Die internationalen Finanzmärkte geraten zunehmend unter Druck, während sich die handelspolitischen Spannungen zwischen den USA und wichtigen Wirtschaftspartnern verschärfen. Präsident Donald Trump hat seine aggressive Gangart gegen mehrere Länder verstärkt und droht mit drastischen Zollerhöhungen, falls bis zum 9. Juli keine Einigung erzielt wird.
Indien-Verhandlungen in kritischer Phase
"Wir sind sehr nah dran", betonte Finanzminister Scott Bessent am Dienstag zu den laufenden Gesprächen mit Indien. Die Südasiatische Wirtschaftsmacht könnte bereits nächste Woche mit einem sprunghaften Anstieg der US-Zölle von derzeit 10% auf 27% konfrontiert werden. Trump zeigte sich optimistisch: "Indien akzeptiert momentan niemanden. Ich denke, Indien wird das ändern – dann werden wir einen Deal für viel niedrigere Zölle machen."

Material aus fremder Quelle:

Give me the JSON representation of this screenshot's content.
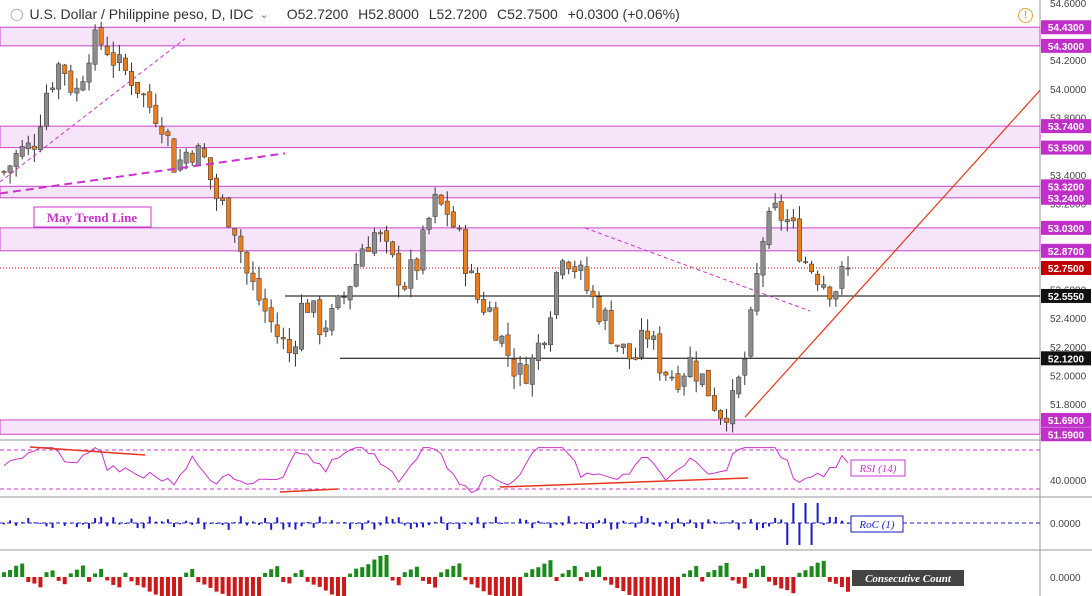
{
  "header": {
    "title": "U.S. Dollar / Philippine peso, D, IDC",
    "open": "O52.7200",
    "high": "H52.8000",
    "low": "L52.7200",
    "close": "C52.7500",
    "change": "+0.0300 (+0.06%)",
    "menu_icon": "circle-icon",
    "dropdown_icon": "chevron-down-icon",
    "alert_icon": "warning-icon",
    "alert_symbol": "!"
  },
  "chart_data": {
    "type": "candlestick",
    "ylim": [
      51.55,
      54.62
    ],
    "axis_ticks": [
      "54.6000",
      "54.2000",
      "54.0000",
      "53.8000",
      "53.4000",
      "53.2000",
      "52.6000",
      "52.4000",
      "52.2000",
      "52.0000",
      "51.8000"
    ],
    "zones": [
      {
        "low": 54.3,
        "high": 54.43,
        "labels": [
          "54.4300",
          "54.3000"
        ]
      },
      {
        "low": 53.59,
        "high": 53.74,
        "labels": [
          "53.7400",
          "53.5900"
        ]
      },
      {
        "low": 53.24,
        "high": 53.32,
        "labels": [
          "53.3200",
          "53.2400"
        ]
      },
      {
        "low": 52.87,
        "high": 53.03,
        "labels": [
          "53.0300",
          "52.8700"
        ]
      },
      {
        "low": 51.59,
        "high": 51.69,
        "labels": [
          "51.6900",
          "51.5900"
        ]
      }
    ],
    "levels": [
      {
        "value": 52.555,
        "label": "52.5550"
      },
      {
        "value": 52.12,
        "label": "52.1200"
      }
    ],
    "last_price": {
      "value": 52.75,
      "label": "52.7500"
    },
    "annotation": "May Trend Line",
    "candle_count": 140,
    "path": [
      53.42,
      53.55,
      53.6,
      54.0,
      54.2,
      53.95,
      54.3,
      54.33,
      54.15,
      54.08,
      53.9,
      53.8,
      53.45,
      53.6,
      53.5,
      53.2,
      53.1,
      52.7,
      52.5,
      52.3,
      52.15,
      52.55,
      52.35,
      52.4,
      52.6,
      52.9,
      53.0,
      52.8,
      52.65,
      52.8,
      53.2,
      53.15,
      52.9,
      52.55,
      52.45,
      52.2,
      52.0,
      52.1,
      52.4,
      52.9,
      52.75,
      52.55,
      52.4,
      52.2,
      52.1,
      52.3,
      52.05,
      52.0,
      52.1,
      51.95,
      51.75,
      51.8,
      52.2,
      52.95,
      53.15,
      53.05,
      52.8,
      52.7,
      52.6,
      52.75
    ],
    "overbought_trendlines": "dashed",
    "colors": {
      "up": "#8c8c8c",
      "down": "#e87e1e",
      "zone_fill": "#f6e5f9",
      "zone_border": "#cc44cc",
      "support": "#000000",
      "trend": "#e8361e",
      "annotation": "#cc33cc",
      "last_price": "#c00000"
    },
    "indicators": [
      {
        "name": "RSI (14)",
        "tick": "40.0000",
        "color": "#cc33cc"
      },
      {
        "name": "RoC (1)",
        "tick": "0.0000",
        "color": "#1a1ac8"
      },
      {
        "name": "Consecutive Count",
        "tick": "0.0000",
        "colors": [
          "#cc1a1a",
          "#1a8a1a"
        ]
      }
    ]
  }
}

Indische Regierungsvertreter verlängerten ihren Washington-Besuch bis Montag, um eine Einigung zu erzielen. Streitpunkte bleiben jedoch Importzölle auf Autoteile, Stahl und Agrarprodukte. Außenminister Subrahmanyam Jaishankar warnte vor überzogenen Erwartungen: "Ich kann es nicht garantieren, weil da noch eine andere Partei mitredet."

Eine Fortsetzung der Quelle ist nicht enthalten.